SZ: Gehen Sie eher intuitiv vor?
Hadid: Für mich ist Intuition nichts anderes als Beobachtungsgabe. So entstehen Erfindungen, glaube ich - nach dem Prinzip von Versuch und Irrtum. Man probiert etwas aus, irrt sich, versucht wieder und wieder und irgendwann hat man etwas Neues geschaffen.
SZ: Gab es je einen Augenblick, in dem Sie keine Idee mehr hatten?
Hadid: Der Druck, bei jedem Wettbewerb etwas Neues zu entwerfen, ist tatsächlich verrückt. Eigentlich braucht man viel Zeit dafür, aber die habe ich nun mal nicht. Also versuche ich immer wieder, ganz von vorne zu beginnen. Es ist wohl genau dieses Element der Unsicherheit, das Gefühl, eine Reise in unbekanntes Territorium anzutreten, weshalb es am Ende immer wieder gelingt.

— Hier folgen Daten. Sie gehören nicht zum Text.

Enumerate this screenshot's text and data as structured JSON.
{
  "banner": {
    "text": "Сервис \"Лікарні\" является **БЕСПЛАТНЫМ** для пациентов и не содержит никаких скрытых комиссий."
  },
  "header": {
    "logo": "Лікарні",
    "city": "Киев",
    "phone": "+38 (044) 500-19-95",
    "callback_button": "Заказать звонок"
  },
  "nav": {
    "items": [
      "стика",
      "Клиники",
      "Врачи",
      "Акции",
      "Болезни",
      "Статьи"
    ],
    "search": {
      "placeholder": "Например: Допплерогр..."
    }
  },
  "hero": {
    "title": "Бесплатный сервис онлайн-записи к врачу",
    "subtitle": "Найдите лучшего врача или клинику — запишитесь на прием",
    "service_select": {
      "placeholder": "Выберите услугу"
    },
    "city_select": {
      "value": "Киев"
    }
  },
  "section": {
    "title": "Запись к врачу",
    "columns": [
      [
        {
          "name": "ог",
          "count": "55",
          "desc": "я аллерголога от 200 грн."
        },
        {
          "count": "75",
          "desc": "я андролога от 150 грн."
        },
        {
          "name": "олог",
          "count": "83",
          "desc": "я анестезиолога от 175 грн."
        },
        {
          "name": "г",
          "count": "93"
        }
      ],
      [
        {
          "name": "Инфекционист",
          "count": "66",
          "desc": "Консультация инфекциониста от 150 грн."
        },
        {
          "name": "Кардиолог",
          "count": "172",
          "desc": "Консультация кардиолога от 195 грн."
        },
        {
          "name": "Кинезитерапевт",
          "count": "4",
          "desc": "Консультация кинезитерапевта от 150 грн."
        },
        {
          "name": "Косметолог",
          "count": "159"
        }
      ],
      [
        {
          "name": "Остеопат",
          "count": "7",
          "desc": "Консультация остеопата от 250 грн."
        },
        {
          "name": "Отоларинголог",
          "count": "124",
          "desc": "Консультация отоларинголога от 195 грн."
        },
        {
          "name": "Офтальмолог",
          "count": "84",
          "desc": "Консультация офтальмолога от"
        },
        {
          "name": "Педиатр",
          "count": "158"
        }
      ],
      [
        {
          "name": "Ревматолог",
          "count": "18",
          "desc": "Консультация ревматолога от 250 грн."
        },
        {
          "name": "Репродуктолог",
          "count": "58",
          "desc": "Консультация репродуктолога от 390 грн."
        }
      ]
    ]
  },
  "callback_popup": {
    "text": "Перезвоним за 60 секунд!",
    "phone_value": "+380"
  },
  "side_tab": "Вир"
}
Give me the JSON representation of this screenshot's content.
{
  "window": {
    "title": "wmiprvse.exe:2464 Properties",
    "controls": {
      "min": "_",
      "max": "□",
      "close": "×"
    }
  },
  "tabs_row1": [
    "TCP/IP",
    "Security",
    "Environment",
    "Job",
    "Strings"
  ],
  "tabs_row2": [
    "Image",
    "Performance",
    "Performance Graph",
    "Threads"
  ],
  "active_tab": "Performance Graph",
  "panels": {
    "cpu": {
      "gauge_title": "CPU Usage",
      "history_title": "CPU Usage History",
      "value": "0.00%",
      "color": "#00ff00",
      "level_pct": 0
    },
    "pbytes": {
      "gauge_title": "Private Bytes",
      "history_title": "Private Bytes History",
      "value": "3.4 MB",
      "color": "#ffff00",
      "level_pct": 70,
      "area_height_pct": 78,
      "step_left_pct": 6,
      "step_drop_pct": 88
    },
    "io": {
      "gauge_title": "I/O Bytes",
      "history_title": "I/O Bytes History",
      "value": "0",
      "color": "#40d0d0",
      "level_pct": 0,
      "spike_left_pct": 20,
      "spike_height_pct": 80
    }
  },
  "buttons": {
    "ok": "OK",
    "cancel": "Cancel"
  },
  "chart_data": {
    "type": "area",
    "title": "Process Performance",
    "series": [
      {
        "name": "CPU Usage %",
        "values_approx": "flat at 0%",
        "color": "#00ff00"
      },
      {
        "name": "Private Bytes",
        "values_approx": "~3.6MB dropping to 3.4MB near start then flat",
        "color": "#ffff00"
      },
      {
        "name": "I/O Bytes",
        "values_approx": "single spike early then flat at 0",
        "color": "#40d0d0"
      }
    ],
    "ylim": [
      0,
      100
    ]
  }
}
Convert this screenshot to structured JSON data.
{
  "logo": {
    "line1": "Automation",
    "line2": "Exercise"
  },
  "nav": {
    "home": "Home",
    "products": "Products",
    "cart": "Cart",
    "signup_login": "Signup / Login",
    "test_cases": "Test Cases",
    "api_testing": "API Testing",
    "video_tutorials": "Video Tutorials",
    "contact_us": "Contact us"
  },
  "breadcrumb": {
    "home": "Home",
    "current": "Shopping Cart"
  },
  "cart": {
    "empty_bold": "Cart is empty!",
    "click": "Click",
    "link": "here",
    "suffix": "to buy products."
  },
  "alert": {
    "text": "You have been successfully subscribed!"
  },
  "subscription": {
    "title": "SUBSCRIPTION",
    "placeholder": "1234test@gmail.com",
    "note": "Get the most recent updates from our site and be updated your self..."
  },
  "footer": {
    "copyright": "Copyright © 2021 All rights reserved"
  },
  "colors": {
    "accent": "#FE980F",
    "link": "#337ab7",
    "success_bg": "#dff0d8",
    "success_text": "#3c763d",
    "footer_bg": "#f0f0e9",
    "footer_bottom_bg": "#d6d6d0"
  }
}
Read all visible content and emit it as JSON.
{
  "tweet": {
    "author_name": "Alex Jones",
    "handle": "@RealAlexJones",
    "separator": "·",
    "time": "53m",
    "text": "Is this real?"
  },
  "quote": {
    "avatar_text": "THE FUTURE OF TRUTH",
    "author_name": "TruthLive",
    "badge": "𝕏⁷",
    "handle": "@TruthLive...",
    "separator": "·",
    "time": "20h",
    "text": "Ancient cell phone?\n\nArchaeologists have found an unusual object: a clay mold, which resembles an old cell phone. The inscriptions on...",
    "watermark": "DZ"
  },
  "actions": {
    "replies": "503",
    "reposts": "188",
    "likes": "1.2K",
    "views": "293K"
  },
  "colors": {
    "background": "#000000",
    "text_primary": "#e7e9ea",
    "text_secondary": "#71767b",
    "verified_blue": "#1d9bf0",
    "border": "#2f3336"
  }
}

Zaha Hadid, 59, wurde in Bagdad geboren. Zunächst studierte sie in Beirut Mathematik, dann bis 1977 in London Architektur. Im selben Jahr wurde sie Mitarbeiterin, dann Partnerin des Architekten Rem Koolhaas. Nachdem Hadid 1980 ihr eigenes Büro eröffnet hatte, fiel sie zunächst eher als Gastprofessorin und durch erlesen elegante Entwurfszeichnungen auf. Erst 1993 verwirklichte sie für den Möbelhersteller Vitra ihr erstes Gebäude, eine Feuerwache. Inzwischen entstanden 21 Hadid-Wahrzeichen weltweit, weitere 18 sind bis 2021 in Planung. Zaha Hadid gilt als die kosmopolitischste Architektin des 21. Jahrhunderts; der Palazzo della Ragione in Padua veranstaltet bis zum 1. März 2010 eine Retrospektive und im Taschen Verlag ist gerade eine erste umfassende Publikation über ihr Werk erschienen.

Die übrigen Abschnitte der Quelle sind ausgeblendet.